Watts, 2017 WL 219108 at *7–8. The jury convicted Petitioner as charged. (Doc. No. 12-1 at 116–17). The court merged the murder convictions and sentenced Petitioner to life plus 25 years’ imprisonment. (Id.). The Tennessee Court of Appeals (TCCA) affirmed, and the Tennessee Supreme Court denied Petitioner’s application for permission to appeal. Watts, 2017 WL 219108, perm. app. denied May 18, 2017. Petitioner filed a pro se post-conviction petition. (Doc. No. 12-18 at 4–14). The post- conviction court appointed counsel, and Petitioner filed an amended petition. (Id. at 41). The court held an evidentiary hearing (Doc. No. 12-19) and denied relief. (Doc. No. 12-18 at 43–54). The TCCA affirmed, the Tennessee Supreme Court denied review, and the United States Supreme Court denied Petitioner’s petition for a writ of certiorari. Watts v. State, No. M2018-01379-CCA- R3-PC, 2019 WL 3944009 (Tenn. Crim. App. Aug. 21, 2019), perm. app. denied Dec. 5, 2019; Watts v. Tennessee, 140 S. Ct. 2690 (2020).

II. Legal Standard Federal habeas relief for state prisoners is governed by the Antiterrorism and Effective Death Penalty Act of 1996 (AEDPA). Harrington v. Richter, 562 U.S. 86, 97 (2011). AEDPA establishes a demanding standard for granting federal relief on claims “adjudicated on the merits” in state court. 28 U.S.C. § 2254(d). Under AEDPA, such a claim cannot be the basis for federal relief unless the state court’s decision was: (1) “contrary to, or involved an unreasonable application of, clearly established Federal law, as determined by the Supreme Court of the United States”; or (2) “based on an unreasonable determination of the facts in light of the evidence presented in the State court proceeding.” Id. Under Section 2254(d)(1), a state court’s decision is “contrary to” clearly established

federal law “‘if the state court applies a rule that contradicts the governing law set forth in [Supreme Court] cases’ or ‘if the state court confronts a set of facts that are materially indistinguishable from a decision [of the Supreme Court] and nevertheless arrives at a [different result].’” Hill v. Curtin, 792 F.3d 670, 676 (6th Cir. 2015) (en banc) (quoting Lockyer v.
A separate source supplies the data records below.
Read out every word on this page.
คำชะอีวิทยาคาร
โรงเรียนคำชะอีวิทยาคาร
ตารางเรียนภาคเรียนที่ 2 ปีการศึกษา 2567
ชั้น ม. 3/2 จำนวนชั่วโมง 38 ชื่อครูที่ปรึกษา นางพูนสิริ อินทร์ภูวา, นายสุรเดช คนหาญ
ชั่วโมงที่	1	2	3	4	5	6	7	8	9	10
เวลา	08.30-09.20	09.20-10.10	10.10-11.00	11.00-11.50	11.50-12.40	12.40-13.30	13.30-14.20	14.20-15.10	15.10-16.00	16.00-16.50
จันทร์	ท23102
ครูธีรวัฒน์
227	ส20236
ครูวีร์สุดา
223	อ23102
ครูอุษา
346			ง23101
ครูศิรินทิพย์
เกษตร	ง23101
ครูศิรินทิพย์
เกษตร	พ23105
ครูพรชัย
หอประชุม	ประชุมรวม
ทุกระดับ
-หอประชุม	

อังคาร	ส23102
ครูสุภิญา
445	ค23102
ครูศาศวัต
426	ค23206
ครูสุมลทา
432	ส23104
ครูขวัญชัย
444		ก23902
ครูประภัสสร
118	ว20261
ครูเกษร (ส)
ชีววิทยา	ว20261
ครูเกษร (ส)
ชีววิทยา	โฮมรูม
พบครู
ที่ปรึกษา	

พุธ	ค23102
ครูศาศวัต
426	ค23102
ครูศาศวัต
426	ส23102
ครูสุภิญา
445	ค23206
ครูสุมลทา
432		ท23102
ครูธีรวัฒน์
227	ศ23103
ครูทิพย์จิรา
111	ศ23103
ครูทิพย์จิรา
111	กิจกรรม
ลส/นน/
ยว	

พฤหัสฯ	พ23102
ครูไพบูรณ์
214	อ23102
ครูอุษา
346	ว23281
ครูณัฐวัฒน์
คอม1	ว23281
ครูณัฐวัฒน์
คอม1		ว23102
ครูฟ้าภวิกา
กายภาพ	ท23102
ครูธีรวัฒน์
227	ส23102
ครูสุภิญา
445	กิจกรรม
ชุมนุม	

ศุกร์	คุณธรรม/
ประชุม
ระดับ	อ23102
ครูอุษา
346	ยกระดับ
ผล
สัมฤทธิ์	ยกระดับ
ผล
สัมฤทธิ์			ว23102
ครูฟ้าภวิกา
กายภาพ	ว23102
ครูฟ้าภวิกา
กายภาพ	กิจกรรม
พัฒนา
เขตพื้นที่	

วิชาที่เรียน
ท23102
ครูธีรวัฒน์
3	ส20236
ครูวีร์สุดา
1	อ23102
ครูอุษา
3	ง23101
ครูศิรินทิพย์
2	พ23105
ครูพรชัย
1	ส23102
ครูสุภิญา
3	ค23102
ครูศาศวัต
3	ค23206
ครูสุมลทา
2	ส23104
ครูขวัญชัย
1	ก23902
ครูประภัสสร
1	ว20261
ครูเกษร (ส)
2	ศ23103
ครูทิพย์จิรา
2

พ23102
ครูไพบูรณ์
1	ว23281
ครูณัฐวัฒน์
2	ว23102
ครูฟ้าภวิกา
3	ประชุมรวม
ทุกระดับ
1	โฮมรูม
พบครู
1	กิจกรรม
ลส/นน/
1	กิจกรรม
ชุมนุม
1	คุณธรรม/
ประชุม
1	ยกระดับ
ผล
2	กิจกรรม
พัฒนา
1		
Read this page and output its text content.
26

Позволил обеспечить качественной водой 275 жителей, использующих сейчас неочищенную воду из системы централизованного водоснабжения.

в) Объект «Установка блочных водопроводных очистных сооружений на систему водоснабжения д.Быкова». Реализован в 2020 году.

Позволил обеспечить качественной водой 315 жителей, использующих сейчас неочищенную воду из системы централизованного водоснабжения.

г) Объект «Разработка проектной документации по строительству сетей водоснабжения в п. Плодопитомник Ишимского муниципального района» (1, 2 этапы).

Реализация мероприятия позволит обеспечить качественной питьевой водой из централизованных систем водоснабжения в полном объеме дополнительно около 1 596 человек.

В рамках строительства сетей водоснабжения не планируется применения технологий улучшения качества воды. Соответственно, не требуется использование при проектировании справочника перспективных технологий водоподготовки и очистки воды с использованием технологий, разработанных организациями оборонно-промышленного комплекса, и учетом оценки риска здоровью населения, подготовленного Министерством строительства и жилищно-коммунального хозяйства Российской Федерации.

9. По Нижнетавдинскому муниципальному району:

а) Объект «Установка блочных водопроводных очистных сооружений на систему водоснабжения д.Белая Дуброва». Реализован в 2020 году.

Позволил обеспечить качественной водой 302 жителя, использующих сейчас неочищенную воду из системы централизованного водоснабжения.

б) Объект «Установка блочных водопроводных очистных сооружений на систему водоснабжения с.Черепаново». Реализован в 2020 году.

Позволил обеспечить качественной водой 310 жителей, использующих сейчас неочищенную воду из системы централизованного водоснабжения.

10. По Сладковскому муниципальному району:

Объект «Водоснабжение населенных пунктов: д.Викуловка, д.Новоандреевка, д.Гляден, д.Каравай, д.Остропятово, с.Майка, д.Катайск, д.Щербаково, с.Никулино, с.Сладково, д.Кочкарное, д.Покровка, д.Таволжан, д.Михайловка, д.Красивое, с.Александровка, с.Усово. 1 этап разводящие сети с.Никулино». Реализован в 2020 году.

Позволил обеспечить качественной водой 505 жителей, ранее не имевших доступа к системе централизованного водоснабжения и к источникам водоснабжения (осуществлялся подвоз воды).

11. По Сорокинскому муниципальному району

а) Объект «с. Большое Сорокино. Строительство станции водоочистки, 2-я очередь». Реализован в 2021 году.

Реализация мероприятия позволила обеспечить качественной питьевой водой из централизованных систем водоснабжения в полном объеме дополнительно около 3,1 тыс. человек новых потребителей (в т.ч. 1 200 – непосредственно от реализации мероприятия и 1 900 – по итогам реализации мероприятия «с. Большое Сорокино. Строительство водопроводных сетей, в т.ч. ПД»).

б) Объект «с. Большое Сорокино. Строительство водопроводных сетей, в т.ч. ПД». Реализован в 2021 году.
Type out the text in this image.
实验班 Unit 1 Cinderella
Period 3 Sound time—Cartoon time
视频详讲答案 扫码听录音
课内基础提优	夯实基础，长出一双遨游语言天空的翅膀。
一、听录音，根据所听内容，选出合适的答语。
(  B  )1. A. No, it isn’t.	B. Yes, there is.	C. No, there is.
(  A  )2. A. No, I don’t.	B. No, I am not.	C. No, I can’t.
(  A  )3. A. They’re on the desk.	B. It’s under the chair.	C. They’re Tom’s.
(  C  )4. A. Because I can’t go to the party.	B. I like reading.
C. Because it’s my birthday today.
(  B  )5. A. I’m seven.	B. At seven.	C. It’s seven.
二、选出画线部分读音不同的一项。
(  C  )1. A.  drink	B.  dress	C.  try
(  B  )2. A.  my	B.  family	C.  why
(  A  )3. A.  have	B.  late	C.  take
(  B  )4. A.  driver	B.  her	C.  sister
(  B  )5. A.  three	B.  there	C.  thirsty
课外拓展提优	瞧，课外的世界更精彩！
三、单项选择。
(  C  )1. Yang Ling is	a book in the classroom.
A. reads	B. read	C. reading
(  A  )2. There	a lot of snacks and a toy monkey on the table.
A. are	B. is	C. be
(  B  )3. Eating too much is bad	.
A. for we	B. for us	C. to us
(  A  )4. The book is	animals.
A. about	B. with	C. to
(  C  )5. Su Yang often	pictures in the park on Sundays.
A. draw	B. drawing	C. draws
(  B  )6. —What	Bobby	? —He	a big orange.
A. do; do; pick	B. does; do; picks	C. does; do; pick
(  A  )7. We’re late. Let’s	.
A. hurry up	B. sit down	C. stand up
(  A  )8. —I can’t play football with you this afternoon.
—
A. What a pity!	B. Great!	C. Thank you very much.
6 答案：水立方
Andrade, 538 U.S. 63, 73 (2003)). “Under the ‘unreasonable application’ clause of [Section] 2254(d)(1), habeas relief is available if ‘the state court identifies the correct governing legal principle from [the Supreme Court’s] decisions but unreasonably applies that principle to the facts of the prisoner’s case.’” Id. (quoting Harris v. Haeberlin, 526 F.3d 903, 909 (6th Cir. 2008)). A state court’s application is not unreasonable under this standard simply because a federal court finds it “incorrect or erroneous”; instead, the federal court must find that the state court’s application was “objectively unreasonable.” Id. (quoting Wiggins v. Smith, 539 U.S. 510, 520–21 (2003)). To grant relief under Section 2254(d)(2), a federal court must find that “the state court’s factual determination was ‘objectively unreasonable’ in light of the evidence presented in the state

court proceedings.” Young v. Hofbauer, 52 F. App’x 234, 236 (6th Cir. 2002). State court factual determinations are unreasonable only “if it is shown that the state court’s presumptively correct factual findings are rebutted by ‘clear and convincing evidence’ and do not have support in the record.” Pouncy v. Palmer, 846 F.3d 144, 158 (6th Cir. 2017) (quoting Matthews v. Ishee, 486 F.3d 883, 889 (6th Cir. 2007)). “[I]t is not enough for the petitioner to show some unreasonable determination of fact; rather, the petitioner must show that the resulting state court decision was ‘based on’ that unreasonable determination.” Rice v. White, 660 F.3d 242, 250 (6th Cir. 2011) (citing Byrd v. Workman, 645 F.3d 1159, 1172 (10th Cir. 2011)).